I have been struck by the ambition that exists in our city. Business has challenged the local authority to do more to enable the whole harbour to be developed and to make best use of MOD unused sites, creating a destination port for cruise ships and potentially achieving world heritage status. I have been impressed by the collaboration between the different sectors in the city and the emerging of a shared vision of the exploitation of the heritage and natural assets possessed by Portsmouth, as a deep-water harbour. I am very pleased by what the Government have done to remove obstacles in order to enable those complex partnerships to flourish, and especially pleased by the pragmatic steps that they have taken to enable us to use former MOD land. I urge the Government to continue to build on the pathways that they have created between the Treasury and English Heritage in that area in particular.
I have some sympathy with the Opposition, because the job of this Opposition is a difficult one. They do not have a plan themselves that they can articulate, and they cannot criticise the Bill or the investment that it would allow—investment that would come either directly from the public purse or from the private sector, the Bill serving as a catalyst in the latter case. Instead, they say that the Bill is not required. I would argue that good financial management and parliamentary scrutiny suggest otherwise. The Opposition are also in denial about the rate at which work is proceeding, and, in their criticism, are sending the message that Great Britain is closed for business.
In the coming years, £1 billion will be invested in Portsmouth through a pioneering partnership between business and civic leaders. That will be made possible by the infrastructure projects that the Government have announced. Members need not take my word for it: by happy coincidence, today’s edition of the Financial Times contains an article by James Pickford about that £1 billion investment, which includes the Tipner scheme.
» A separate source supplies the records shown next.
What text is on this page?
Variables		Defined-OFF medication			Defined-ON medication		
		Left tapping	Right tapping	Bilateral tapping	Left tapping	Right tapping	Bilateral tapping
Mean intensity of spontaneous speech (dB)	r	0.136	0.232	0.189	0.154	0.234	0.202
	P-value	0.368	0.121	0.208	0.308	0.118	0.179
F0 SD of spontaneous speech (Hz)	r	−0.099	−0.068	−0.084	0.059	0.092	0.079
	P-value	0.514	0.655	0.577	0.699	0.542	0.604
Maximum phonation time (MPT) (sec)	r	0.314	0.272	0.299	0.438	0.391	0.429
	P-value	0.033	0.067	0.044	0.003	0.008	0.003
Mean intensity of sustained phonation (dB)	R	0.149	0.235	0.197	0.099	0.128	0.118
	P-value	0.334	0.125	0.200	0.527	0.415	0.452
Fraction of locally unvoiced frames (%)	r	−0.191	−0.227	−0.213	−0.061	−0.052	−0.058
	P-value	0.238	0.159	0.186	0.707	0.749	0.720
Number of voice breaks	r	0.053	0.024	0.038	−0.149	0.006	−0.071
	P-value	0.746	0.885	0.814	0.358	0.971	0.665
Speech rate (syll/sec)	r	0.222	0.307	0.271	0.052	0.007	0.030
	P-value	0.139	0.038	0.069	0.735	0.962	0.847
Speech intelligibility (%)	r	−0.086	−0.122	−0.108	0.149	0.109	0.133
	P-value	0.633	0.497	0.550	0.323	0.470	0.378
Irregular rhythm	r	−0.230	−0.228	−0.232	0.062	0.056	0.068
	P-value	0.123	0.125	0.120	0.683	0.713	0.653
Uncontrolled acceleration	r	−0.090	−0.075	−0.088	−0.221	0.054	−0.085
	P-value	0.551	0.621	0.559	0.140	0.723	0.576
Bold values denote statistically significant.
The Opposition have no credibility in this regard. The infrastructure projects that I have described were not advanced under the last Labour Government. They promised a £200 million investment in school buildings for Portsmouth, and not a brick was laid. More peculiar still, when I submitted a freedom of information request to the Department for Education after I had become a Member of Parliament, asking what correspondence had taken place on that major investment project, I was told that none existed. I found that extremely suspicious: I had thought that at least a couple of letters would have been written. Let us not forget, as well, that Labour presided over a private finance initiative contract for our local hospital that provides very poor value for money for the local health economy and forced the closure of wards.
If we are to judge a Government’s infrastructure plan on the basis of value for money, return on investment and “cracking on with it”, the Opposition will not fare well. I urge them to show a little humility today, and, if not to reflect on their record—I realise that that might be painful—at least to support our communities in their ambitions. Portsmouth’s ambitions require both positive thinking and positive action, and I urge all political parties, their Members of Parliament and their councillors to get behind our communities’ plans for growth and help to attract that investment. The whole House should support this Bill.